Usually I introduce my punchy bluegrass style to the f-hole variant. But with its rare one-piece back, the oval hole model beckons. Designed for celtic, old-time, classical, and jazz styles, I none-the-less rip into bluegrass and fiddle runs. The oval hole top brings out a new complexity, a surprising openness of depth, sustain, and overtone. More expressive? Probably, but I’m no expert. Regardless, I am a convert, and can imagine playing this Collings in the bluegrass circle, where plenty of fiddle and folk tunes cross over into the celtic realm.
Instruments get better with age. So can manufacturers. Hugh Mason’s 2003 MT2 sounds and plays a certain way. The latest offerings from Collings? At times I’ve got to admit, even better!
Over the weekend a buying decision coalesced. The banjo refurbishment had come to a halt. Made by an obscure Japanese company in the 1970s, it appeared someone had used an automotive threaded pin instead of a lag screw to attach the neck. A threaded pin screwed into the hardwood heel of a banjo neck will not work. Yup, you guessed it. Pulls right out.

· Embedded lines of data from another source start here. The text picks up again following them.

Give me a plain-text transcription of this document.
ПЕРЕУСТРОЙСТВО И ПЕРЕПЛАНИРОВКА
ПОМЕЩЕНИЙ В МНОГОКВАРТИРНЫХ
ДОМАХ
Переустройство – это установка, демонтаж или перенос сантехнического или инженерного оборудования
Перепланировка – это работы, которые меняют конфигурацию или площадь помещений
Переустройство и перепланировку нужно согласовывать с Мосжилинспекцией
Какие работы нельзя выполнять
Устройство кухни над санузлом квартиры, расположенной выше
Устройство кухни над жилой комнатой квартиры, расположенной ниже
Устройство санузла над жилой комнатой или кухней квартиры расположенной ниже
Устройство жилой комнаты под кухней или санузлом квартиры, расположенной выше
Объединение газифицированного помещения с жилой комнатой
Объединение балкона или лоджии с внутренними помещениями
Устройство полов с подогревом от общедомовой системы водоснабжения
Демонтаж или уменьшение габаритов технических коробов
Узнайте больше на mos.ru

To complicate matters, while a new hanger bolt is easily obtained, the banjo connecting rod was metric. Without a solid fix the neck wobbles at whim. Its wavering notes bring to mind a Theremin. The solution is to find a piece of hardware virtually unused in the United States. A “wood screw by metric machine thread hanger bolt”. To whom do I turn?
If it is metric, you turn to the experts. Second-generation masters of all that is metric, Bel-Metric. Owner and founder Ralph Lomando incorporated Bel-Metric in 1976 after four years of apprenticeship in the metric field. He named the company after his mother Bella and set to work selling automotive hardware to dealerships and automotive repair shops from a re-commissioned mail truck. The rest, as they say, is history.

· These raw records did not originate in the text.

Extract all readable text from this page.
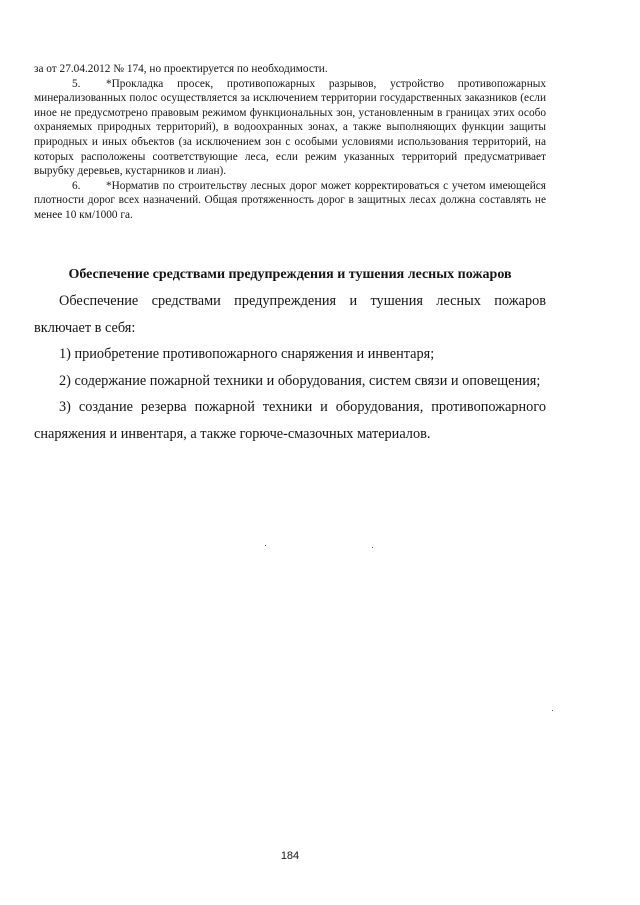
за от 27.04.2012 № 174, но проектируется по необходимости.

5. *Прокладка просек, противопожарных разрывов, устройство противопожарных минерализованных полос осуществляется за исключением территории государственных заказников (если иное не предусмотрено правовым режимом функциональных зон, установленным в границах этих особо охраняемых природных территорий), в водоохранных зонах, а также выполняющих функции защиты природных и иных объектов (за исключением зон с особыми условиями использования территорий, на которых расположены соответствующие леса, если режим указанных территорий предусматривает вырубку деревьев, кустарников и лиан).

6. *Норматив по строительству лесных дорог может корректироваться с учетом имеющейся плотности дорог всех назначений. Общая протяженность дорог в защитных лесах должна составлять не менее 10 км/1000 га.

Обеспечение средствами предупреждения и тушения лесных пожаров

Обеспечение средствами предупреждения и тушения лесных пожаров включает в себя:

1) приобретение противопожарного снаряжения и инвентаря;

2) содержание пожарной техники и оборудования, систем связи и оповещения;

3) создание резерва пожарной техники и оборудования, противопожарного снаряжения и инвентаря, а также горюче-смазочных материалов.

184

Delivery was prompt and amazingly well packaged & labeled. The banjo has regained full musical health! Next project? My Lamborghini head gasket replacement. I’ll have Bel-Metric on speed dial, in case I strip out another threaded stud.

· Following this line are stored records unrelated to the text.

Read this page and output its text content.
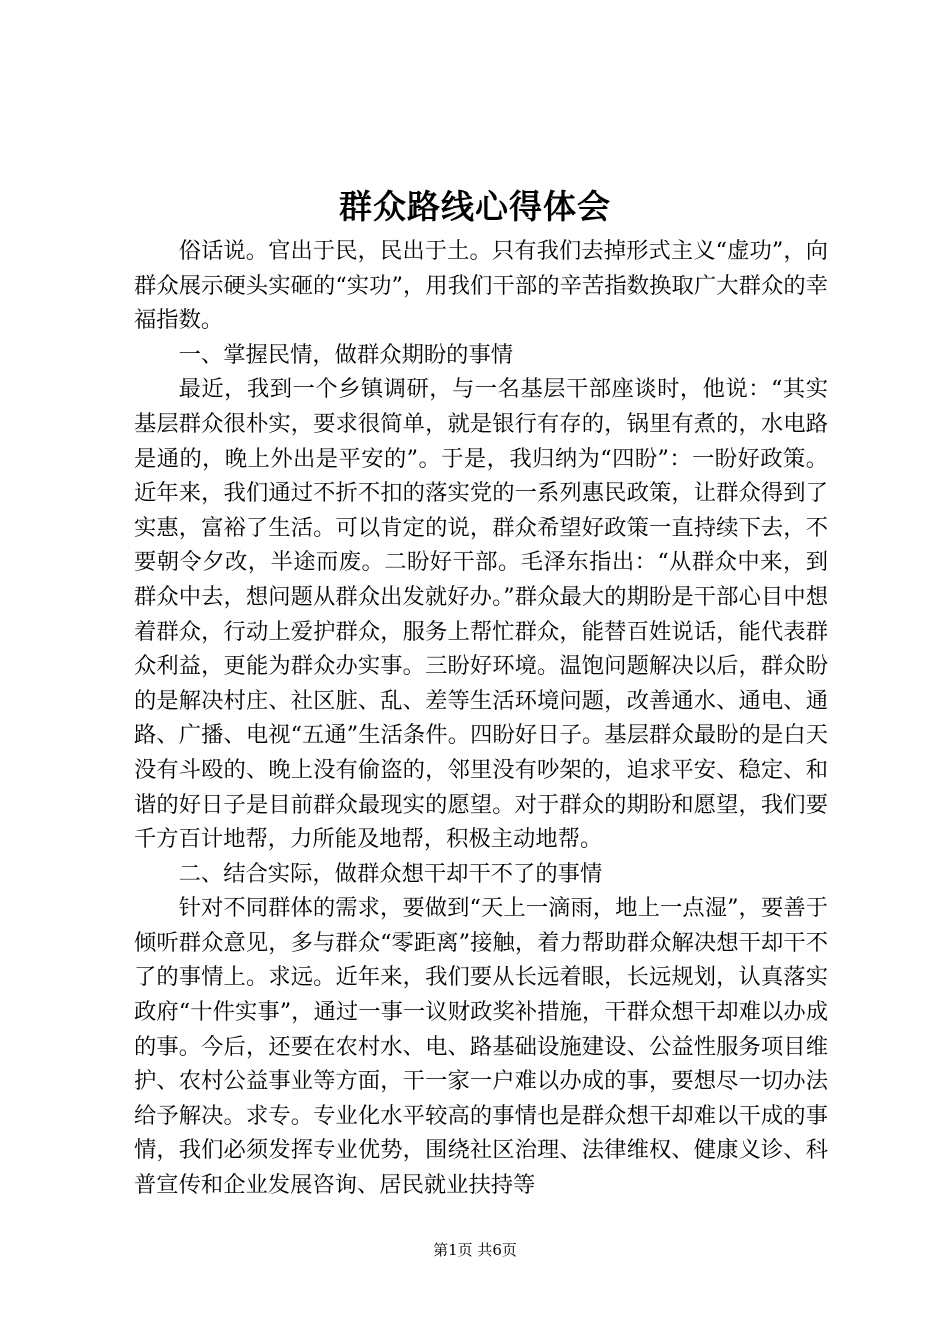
群众路线心得体会

俗话说。官出于民，民出于土。只有我们去掉形式主义“虚功”，向群众展示硬头实砸的“实功”，用我们干部的辛苦指数换取广大群众的幸福指数。

一、掌握民情，做群众期盼的事情

最近，我到一个乡镇调研，与一名基层干部座谈时，他说：“其实基层群众很朴实，要求很简单，就是银行有存的，锅里有煮的，水电路是通的，晚上外出是平安的”。于是，我归纳为“四盼”：一盼好政策。近年来，我们通过不折不扣的落实党的一系列惠民政策，让群众得到了实惠，富裕了生活。可以肯定的说，群众希望好政策一直持续下去，不要朝令夕改，半途而废。二盼好干部。毛泽东指出：“从群众中来，到群众中去，想问题从群众出发就好办。”群众最大的期盼是干部心目中想着群众，行动上爱护群众，服务上帮忙群众，能替百姓说话，能代表群众利益，更能为群众办实事。三盼好环境。温饱问题解决以后，群众盼的是解决村庄、社区脏、乱、差等生活环境问题，改善通水、通电、通路、广播、电视“五通”生活条件。四盼好日子。基层群众最盼的是白天没有斗殴的、晚上没有偷盗的，邻里没有吵架的，追求平安、稳定、和谐的好日子是目前群众最现实的愿望。对于群众的期盼和愿望，我们要千方百计地帮，力所能及地帮，积极主动地帮。

二、结合实际，做群众想干却干不了的事情

针对不同群体的需求，要做到“天上一滴雨，地上一点湿”，要善于倾听群众意见，多与群众“零距离”接触，着力帮助群众解决想干却干不了的事情上。求远。近年来，我们要从长远着眼，长远规划，认真落实政府“十件实事”，通过一事一议财政奖补措施，干群众想干却难以办成的事。今后，还要在农村水、电、路基础设施建设、公益性服务项目维护、农村公益事业等方面，干一家一户难以办成的事，要想尽一切办法给予解决。求专。专业化水平较高的事情也是群众想干却难以干成的事情，我们必须发挥专业优势，围绕社区治理、法律维权、健康义诊、科普宣传和企业发展咨询、居民就业扶持等

第1页 共6页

In garages across the land, adolescent dreams of rock and roll continue. Bluegrass jams, gospel groups, punky papas play. One thing tying them together is the staple of amplification in America, Peavey. Most everyone who plays has had a Peavey at one point. I started on one. Our group used their power mixer for the big speakers. Even now, barely able to call myself a performing musician, I turn to Peavey when the call comes.
PAUL KEARSLEY, farmer and musician, sounded the alarm! His power mixer blew up a few months back when a cocktail tumbled into the heat vent. Paul is limping through four solo gigs a week, and here comes his Summer Three with The Woodman.
There are few buying opportunities in his Eastern Shore community, but right up the street I found Paul this near-vintage gem for under a day’s pay. Mid-1990s production, a few models up from the basic version I used in high school. Still consistently durable, still a winner.
Another sunset starts another gig. Reggae & ska powering over the calming waters of Chincoteague Bay, bringing our souls back to Mother Earth. Thanks, Peavey!